The words ‘true crime’ and ‘rock musical’ perhaps aren’t something you’d normally expect to see in one sentence, but that’s precisely how Lizzie, currently playing at the Southwark Playhouse Elephant is described and, in all honestly, that’s precisely what Lizzie is. And it works.
Directed by William Whelton and written by Steven Cheslik-deMeyer, Tim Maner, and Alan Stevens Hewitt, the story is that of Lizzie Borden who, it’s alleged (although there’s no room for interpretation in this telling of the story – here she’s one hundred percent guilty) killed her father and stepmother on the 4th August 1892 in their home in Fall River, Massachusetts. She claimed she was innocent, but the evidence was stacked against her. However, with the help of an expensive legal team and the support of her sister, Emma, maid, Bridget, and friend and lover, Alice, she was found not guilty.
Over the years there have been countless investigations into what really happened that day, but most of them look at the how and not the why. In Lizzie, we get a better understanding of the motives behind the murders (which include abuse), giving us a new spin on an old story.
There is not a moment to breathe during Lizzie, which has a pacey one-hundred-minute runtime. One fantastic tune after another belts out, drums thumping, guitars riffing, and the vocals taking the roof off. This is no ordinary musical; this is a rock concert with a set and some incredible acting, and that’s what sets Lizzie apart in the most extraordinary way.
Lauren Drew is Lizzie herself, and she is an incredible talent, portraying her character as wilful yet afraid, as strong yet crushed, and it’s a treat to watch. Shekinah McFarlane is Emma, the voice of reason, the older sister who condones Lizzie’s actions but keeps her distance.

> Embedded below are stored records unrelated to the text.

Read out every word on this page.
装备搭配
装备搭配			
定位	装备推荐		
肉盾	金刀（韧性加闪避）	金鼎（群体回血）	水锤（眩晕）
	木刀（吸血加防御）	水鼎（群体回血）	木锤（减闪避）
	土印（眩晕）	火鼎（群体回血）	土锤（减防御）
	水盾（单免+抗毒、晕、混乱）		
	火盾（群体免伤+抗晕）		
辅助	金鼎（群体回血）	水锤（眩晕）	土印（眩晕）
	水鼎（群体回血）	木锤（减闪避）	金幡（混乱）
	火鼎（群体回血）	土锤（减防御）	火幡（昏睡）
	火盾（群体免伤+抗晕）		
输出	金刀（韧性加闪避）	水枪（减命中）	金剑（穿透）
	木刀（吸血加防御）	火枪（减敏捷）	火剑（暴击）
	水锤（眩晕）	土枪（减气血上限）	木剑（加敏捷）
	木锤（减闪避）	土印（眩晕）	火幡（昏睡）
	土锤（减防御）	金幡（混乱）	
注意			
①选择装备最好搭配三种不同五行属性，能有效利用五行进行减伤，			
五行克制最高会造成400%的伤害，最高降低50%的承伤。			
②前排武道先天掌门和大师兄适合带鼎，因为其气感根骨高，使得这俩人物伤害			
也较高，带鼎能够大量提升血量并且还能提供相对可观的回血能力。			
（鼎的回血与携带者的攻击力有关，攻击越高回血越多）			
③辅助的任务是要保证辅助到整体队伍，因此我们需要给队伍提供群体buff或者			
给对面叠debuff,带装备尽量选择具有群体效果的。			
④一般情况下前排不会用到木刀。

Her standout song, titled “What the F**k Now, Lizzie?” essentially puts Emma on the edge of a breakdown, and it’s a much-needed (almost) comic moment after the all-out gorefest we’ve just witnessed.
Maiya Quansah-Breed is Alice, Lizzie’s lover, a calming influence until Lizzie’s father goes one step too far and all hell breaks loose. The pair’s duets are beautiful and touching, giving a human side to real people most of the audience will only have heard about in documentaries before. Mairi Barclays completes the quartet, playing Bridget the maid. She’s the comic relief, and her sass and winks to the audience make us feel as though we’re the women’s confidant just as much as she is. Bridget knows everything that goes on in that house, but she’s far too savvy to say anything outright.
Everything about Lizzie was a dream, from the vocals to the acting to the simple yet effective set, the concert-style lighting, and, of course, the story itself. If I had one gripe it would be that the interval probably wasn’t needed. Just keep going and I don’t think any of the audience would mind in the least.
If you love true crime, strong women, rock and roll, musicals, love stories, and comedy, you’ll love Lizzie. How could you not? It’s a whacking good time.